This wired behavior of Chrome is really annoying. I tried to figure out how GMail (Googleβs own application) implements a comet in Chrome, but there is no suitable Http Sniffer to catch Chrome HTTP traffic forever.
Solution 1: My original thought:
We can have the Content-Type: multipart / x-mixed-replace header in the Comet Http response. I tested it. If the response is multiple , xhr.responseText is not empty if ( xhr.readyState == 3 ) is true.
The only problem is that xhr.responseText is the whole answer instead of the "substituted" answer, as Firefox does. For example, the server sends βAβ, then βBβ instead of βAβ, then βCβ to replace βBβ. In Firefox, you get "A", "B", "C" when xhr.readyState == 4 . In Chrome, you will get "A", "AB" and "ABC" when xhr.readyState == 3.
So, your javascript client should parse xhr.responseText to retrieve the migrated data.
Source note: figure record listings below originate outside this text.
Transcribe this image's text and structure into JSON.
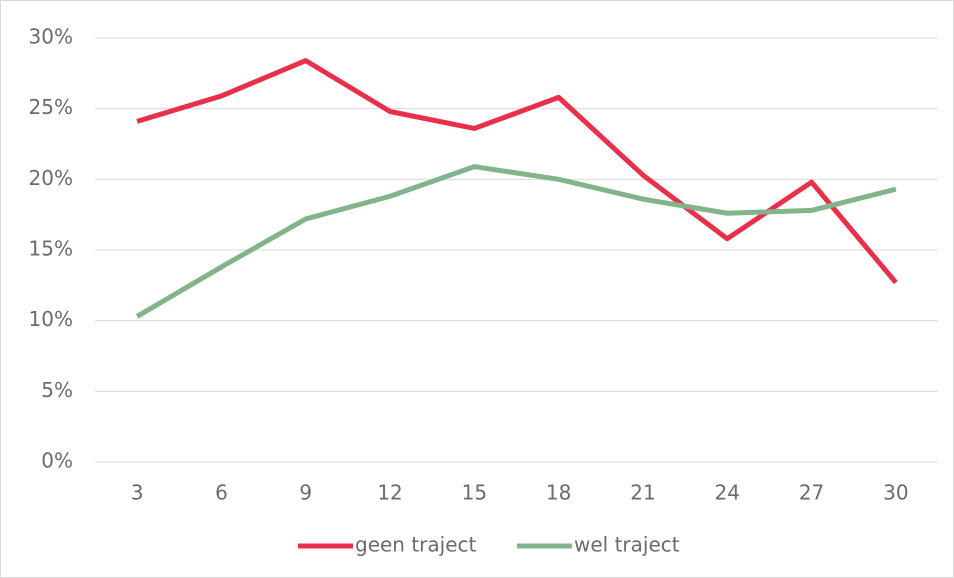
{
  "chart_data": {
    "type": "line",
    "categories": [
      "3",
      "6",
      "9",
      "12",
      "15",
      "18",
      "21",
      "24",
      "27",
      "30"
    ],
    "series": [
      {
        "name": "geen traject",
        "color": "#e8304a",
        "values": [
          24.1,
          25.9,
          28.4,
          24.8,
          23.6,
          25.8,
          20.3,
          15.8,
          19.8,
          12.7
        ]
      },
      {
        "name": "wel traject",
        "color": "#82b38a",
        "values": [
          10.3,
          13.8,
          17.2,
          18.8,
          20.9,
          20.0,
          18.6,
          17.6,
          17.8,
          19.3
        ]
      }
    ],
    "ylim": [
      0,
      30
    ],
    "yticks": [
      {
        "value": 0,
        "label": "0%"
      },
      {
        "value": 5,
        "label": "5%"
      },
      {
        "value": 10,
        "label": "10%"
      },
      {
        "value": 15,
        "label": "15%"
      },
      {
        "value": 20,
        "label": "20%"
      },
      {
        "value": 25,
        "label": "25%"
      },
      {
        "value": 30,
        "label": "30%"
      }
    ],
    "grid": true,
    "legend": "bottom"
  }
}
Solution 2: This is recommended by Safari http://lists.macosforge.org/pipermail/webkit-dev/2007-June/002041.html .
The webit engine does not display pending data until a sufficient number of bytes appear. It is claimed that an initial pad of 256 bytes is required. I tried in Chrome (4.1.249.1036 (41514)). It seems like it takes about 1 kilobyte byte for the first payload trigger (readyState == 3).
Make sure XHR is not sent directly to the onload event handler. Otherwise, the page has a download indicator in the header or URL bar.